On average we do 50+ complicated teeth extractions in a month between our offices.

You Need A Tooth Extraction In the Following Conditions

The following are the primary reasons when extraction of the tooth is the only option:-

Tooth Decay

if your tooth is excessively decayed or damaged so much that a root canal treatment may not be possible to save the tooth; your dentist will recommend extraction

Tooth trauma or damage

trauma to the tooth may knock it out, and when it cannot be replaced in the socket, the only alternative is its extraction

For Orthodontic purposes

crowding of teeth happens because the space in your jaw is insufficient to accommodate all your teeth, resulting in crowded teeth. To make space for your teeth for them to be in proper alignment, your dentist will need to pull out one or a few, depending on the severity of crowding.

Gum disease

if the extent of your gum disease is such that the bone support around your tooth is lost and it has become so loose that it cannot be saved in any condition; your dentist might recommend getting it extracted.

Risk of infection

oral cysts and tumors are generally associated with a tooth or several teeth. So, removing the cyst and tumor may warrant the removal of that particular tooth.


if you have to undergo treatments such as chemotherapy or radiotherapy, it is best to remove teeth that are prone to infection.

Tooth Extraction FAQ

Local anesthesia is generally administered for simple extractions while sedation or general anesthesia is used for surgical extractions, which makes the procedure completely painless.

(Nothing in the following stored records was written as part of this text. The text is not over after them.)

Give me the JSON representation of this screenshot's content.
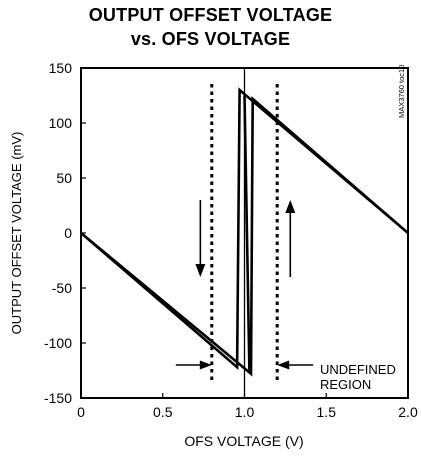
{
  "chart_data": {
    "type": "line",
    "title": [
      "OUTPUT OFFSET VOLTAGE",
      "vs. OFS VOLTAGE"
    ],
    "xlabel": "OFS VOLTAGE (V)",
    "ylabel": "OUTPUT OFFSET VOLTAGE (mV)",
    "xlim": [
      0,
      2.0
    ],
    "ylim": [
      -150,
      150
    ],
    "xticks": [
      0,
      0.5,
      1.0,
      1.5,
      2.0
    ],
    "xtick_labels": [
      "0",
      "0.5",
      "1.0",
      "1.5",
      "2.0"
    ],
    "yticks": [
      150,
      100,
      50,
      0,
      -50,
      -100,
      -150
    ],
    "ytick_labels": [
      "150",
      "100",
      "50",
      "0",
      "-50",
      "-100",
      "-150"
    ],
    "grid": false,
    "series": [
      {
        "values": [
          {
            "x": 0.0,
            "y": 0
          },
          {
            "x": 1.04,
            "y": -128
          },
          {
            "x": 1.05,
            "y": 122
          },
          {
            "x": 2.0,
            "y": 0
          },
          {
            "x": 0.97,
            "y": 130
          },
          {
            "x": 0.955,
            "y": -122
          },
          {
            "x": 0.0,
            "y": 0
          }
        ]
      },
      {
        "values": [
          {
            "x": 1.0,
            "y": 125
          },
          {
            "x": 1.03,
            "y": -125
          }
        ]
      }
    ],
    "reference_lines": {
      "vertical_dashed": [
        0.8,
        1.2
      ],
      "vertical_solid": [
        1.0
      ]
    },
    "arrows": {
      "down": {
        "x": 0.73,
        "y_from": 30,
        "y_to": -40
      },
      "up": {
        "x": 1.28,
        "y_from": -40,
        "y_to": 30
      },
      "region_left": {
        "x_from": 0.58,
        "x_to": 0.8,
        "y": -120
      },
      "region_right": {
        "x_from": 1.42,
        "x_to": 1.2,
        "y": -120
      }
    },
    "annotations": {
      "region_label": [
        "UNDEFINED",
        "REGION"
      ],
      "watermark": "MAX3760 toc10"
    }
  }
}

For post-operative swelling and pain, your dentist will prescribe analgesics and even antibiotics in some cases to prevent discomfort and reduce the chances of infection.

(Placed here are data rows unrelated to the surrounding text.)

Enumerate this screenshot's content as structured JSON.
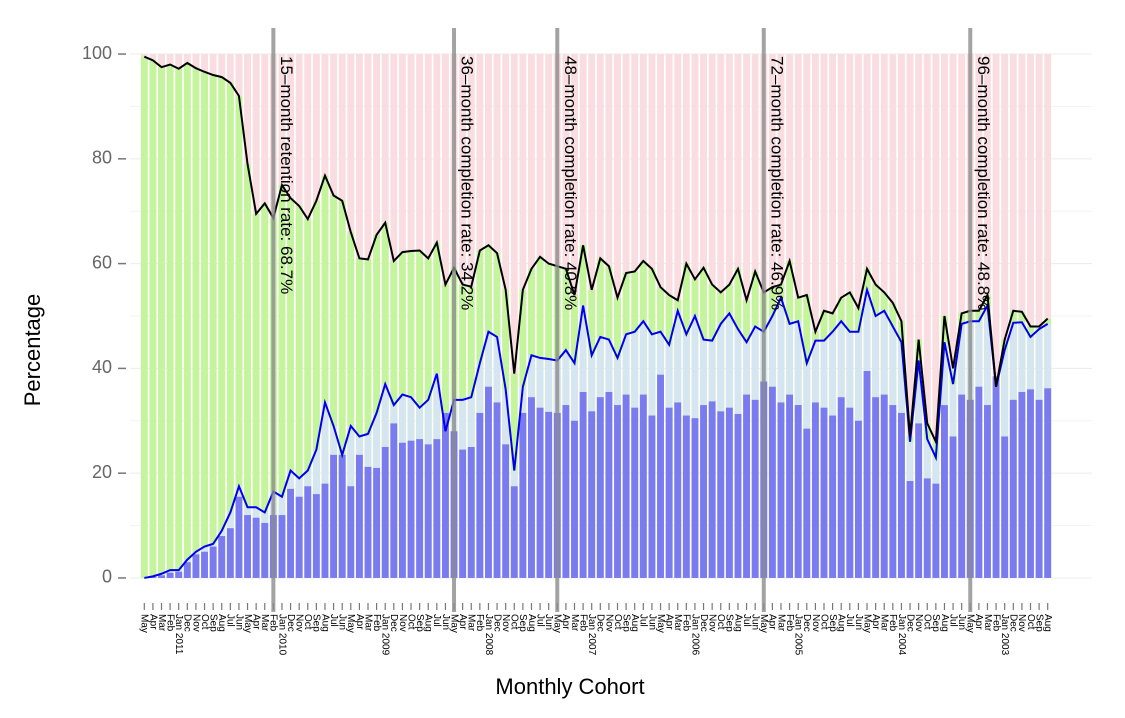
{
  "chart_data": {
    "type": "bar",
    "xlabel": "Monthly Cohort",
    "ylabel": "Percentage",
    "ylim": [
      -6.5,
      106.5
    ],
    "yticks": [
      0,
      20,
      40,
      60,
      80,
      100
    ],
    "grid": true,
    "categories": [
      "May",
      "Apr",
      "Mar",
      "Feb",
      "Jan 2011",
      "Dec",
      "Nov",
      "Oct",
      "Sep",
      "Aug",
      "Jul",
      "Jun",
      "May",
      "Apr",
      "Mar",
      "Feb",
      "Jan 2010",
      "Dec",
      "Nov",
      "Oct",
      "Sep",
      "Aug",
      "Jul",
      "Jun",
      "May",
      "Apr",
      "Mar",
      "Feb",
      "Jan 2009",
      "Dec",
      "Nov",
      "Oct",
      "Sep",
      "Aug",
      "Jul",
      "Jun",
      "May",
      "Apr",
      "Mar",
      "Feb",
      "Jan 2008",
      "Dec",
      "Nov",
      "Oct",
      "Sep",
      "Aug",
      "Jul",
      "Jun",
      "May",
      "Apr",
      "Mar",
      "Feb",
      "Jan 2007",
      "Dec",
      "Nov",
      "Oct",
      "Sep",
      "Aug",
      "Jul",
      "Jun",
      "May",
      "Apr",
      "Mar",
      "Feb",
      "Jan 2006",
      "Dec",
      "Nov",
      "Oct",
      "Sep",
      "Aug",
      "Jul",
      "Jun",
      "May",
      "Apr",
      "Mar",
      "Feb",
      "Jan 2005",
      "Dec",
      "Nov",
      "Oct",
      "Sep",
      "Aug",
      "Jul",
      "Jun",
      "May",
      "Apr",
      "Mar",
      "Feb",
      "Jan 2004",
      "Dec",
      "Nov",
      "Oct",
      "Sep",
      "Aug",
      "Jul",
      "Jun",
      "May",
      "Apr",
      "Mar",
      "Feb",
      "Jan 2003",
      "Dec",
      "Nov",
      "Oct",
      "Sep",
      "Aug"
    ],
    "series": [
      {
        "type": "bar",
        "color": "#7b7bf0",
        "values": [
          0,
          0.2,
          0.5,
          1,
          1.2,
          3,
          4.5,
          5,
          6,
          8,
          9.5,
          15.5,
          12,
          11.5,
          10.5,
          12,
          12,
          17,
          15.5,
          17.5,
          16,
          18,
          23.5,
          23.5,
          17.5,
          23.5,
          21.2,
          21,
          25,
          29.5,
          25.8,
          26.2,
          26.5,
          25.5,
          26.5,
          31.5,
          28,
          24.5,
          25,
          31.5,
          36.5,
          33.5,
          25.5,
          17.5,
          31.5,
          34.5,
          32.5,
          31.7,
          31.5,
          33,
          30,
          35.5,
          31.8,
          34.5,
          35.5,
          33,
          35,
          32.5,
          35,
          31,
          38.8,
          32.5,
          33.5,
          31,
          30.5,
          33,
          33.7,
          31.8,
          32.5,
          31.3,
          35,
          34,
          37.5,
          36.5,
          33.5,
          35,
          33,
          28.5,
          33.5,
          32.5,
          31,
          34.5,
          32.5,
          30,
          39.5,
          34.5,
          35,
          33,
          31.5,
          18.5,
          29.5,
          19,
          18,
          33,
          27,
          35,
          34,
          36.5,
          33,
          38.5,
          27,
          34,
          35.5,
          36,
          34,
          36.2
        ]
      },
      {
        "type": "line",
        "color": "#0000ee",
        "fill": "#d6e6f0",
        "values": [
          0,
          0.3,
          0.8,
          1.5,
          1.5,
          3.5,
          5,
          6,
          6.5,
          9,
          12.5,
          17.5,
          13.5,
          13.5,
          12.5,
          16.5,
          15.5,
          20.5,
          19,
          20.5,
          24.5,
          33.5,
          29,
          23.5,
          29,
          27,
          27.5,
          31.5,
          37,
          33,
          35,
          34.5,
          32.5,
          34,
          39,
          28,
          34,
          34,
          34.5,
          41,
          47,
          46,
          36,
          20.5,
          36.5,
          42.5,
          42,
          41.8,
          41.5,
          43.5,
          41,
          52,
          42.5,
          46,
          45.5,
          42,
          46.5,
          47,
          49,
          46.5,
          47,
          44.5,
          51,
          46.5,
          50,
          45.5,
          45.3,
          48.5,
          50.5,
          47.5,
          45,
          48,
          47,
          50,
          53.5,
          48.5,
          49,
          41,
          45.3,
          45.3,
          47,
          49,
          47,
          47,
          55,
          50,
          51,
          48,
          45,
          26,
          41.5,
          26.5,
          23,
          45,
          37,
          48.5,
          49,
          49,
          52,
          36.5,
          43.5,
          48.7,
          48.8,
          46,
          47.5,
          48.5
        ]
      },
      {
        "type": "line",
        "color": "#000000",
        "fill": "#c4f59c",
        "values": [
          99.5,
          98.8,
          97.5,
          98,
          97.2,
          98.3,
          97.3,
          96.6,
          96,
          95.6,
          94.5,
          92,
          79,
          69.5,
          71.5,
          68.7,
          75,
          72.5,
          71,
          68.5,
          72,
          76.8,
          73,
          72,
          66,
          61,
          60.8,
          65.5,
          67.8,
          60.5,
          62.2,
          62.4,
          62.5,
          61,
          64,
          56,
          59.2,
          56,
          55.6,
          62.5,
          63.5,
          62,
          55,
          39,
          55,
          59,
          61.3,
          60,
          59.5,
          59,
          54,
          63.5,
          55,
          61,
          59.5,
          53.5,
          58.2,
          58.5,
          60.5,
          59,
          55.5,
          54,
          53,
          60,
          57,
          59.2,
          56,
          54.5,
          56,
          59,
          53,
          58.5,
          54.5,
          55.5,
          56,
          60.5,
          53.5,
          54,
          47,
          51,
          50.5,
          53.5,
          54.5,
          51.5,
          59,
          56,
          54.5,
          52.5,
          49,
          27,
          45.5,
          29.5,
          26,
          50,
          40,
          50.5,
          51,
          51,
          54,
          36.5,
          45.5,
          51,
          50.8,
          48,
          48,
          49.5
        ]
      }
    ],
    "background_color": "#f9dde0",
    "annotations": [
      {
        "months": 15,
        "text": "15–month retention rate: 68.7%"
      },
      {
        "months": 36,
        "text": "36–month completion rate: 34.2%"
      },
      {
        "months": 48,
        "text": "48–month completion rate: 40.8%"
      },
      {
        "months": 72,
        "text": "72–month completion rate: 46.9%"
      },
      {
        "months": 96,
        "text": "96–month completion rate: 48.8%"
      }
    ]
  }
}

You will be asked to lie down on the dental chair, and then your dentist will administer the anesthesia. Once the anesthesia is active, your dentist will detach the gums from your tooth and rock the tooth back and forth to loosen it up. The tooth is then pulled out using a specific apparatus for one particular tooth. Sometimes if the hold of the tooth is firm in the bone, such as in back teeth, your dentist will need to use a dental drill to remove some part of the bone and gums to facilitate extraction. Once the tooth is pulled out, your wound may be sewed up, and cotton gauze is placed on the site on which you will be asked to bite down. You may have to wait in the dental office for a while for your dentist to make sure that you are not experiencing any complications.

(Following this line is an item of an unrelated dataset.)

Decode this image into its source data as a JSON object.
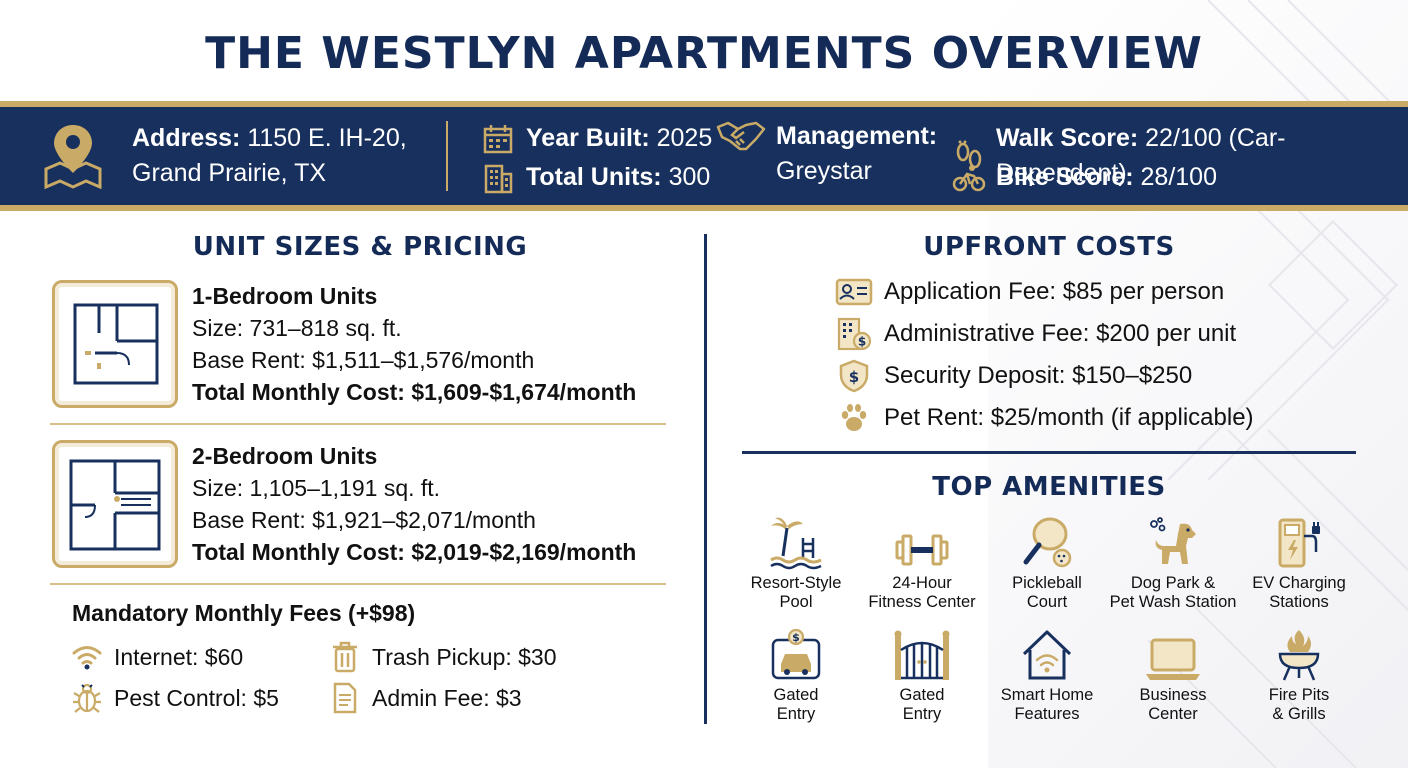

You will have to follow the instructions of your dentist to the word. Some of the guidelines will include the following:-
– Do not spit the gauze piece out; always pick it up from your mouth and throw.
– You cannot eat or drink immediately after extraction
– Apply a cold compress to the surgical site
– 24 hrs after extraction, start warm saline rinses
– Do not brush at the site of extraction for up to 24hrs
– Eat soft foods for a few days after removal
– Don’t use a straw for drinking
– Take your medications on time
– Avoid heavy work for the first 24hrs

You will need to have your tests done before undergoing extractions to rule out bleeding disorders. Also, if you are on medication of any form, inform your dentist beforehand. Never hide the facts from your dentist.

Simple extractions will cost less than back tooth or molar tooth extractions. Also, the type of anesthesia used will influence the cost factor.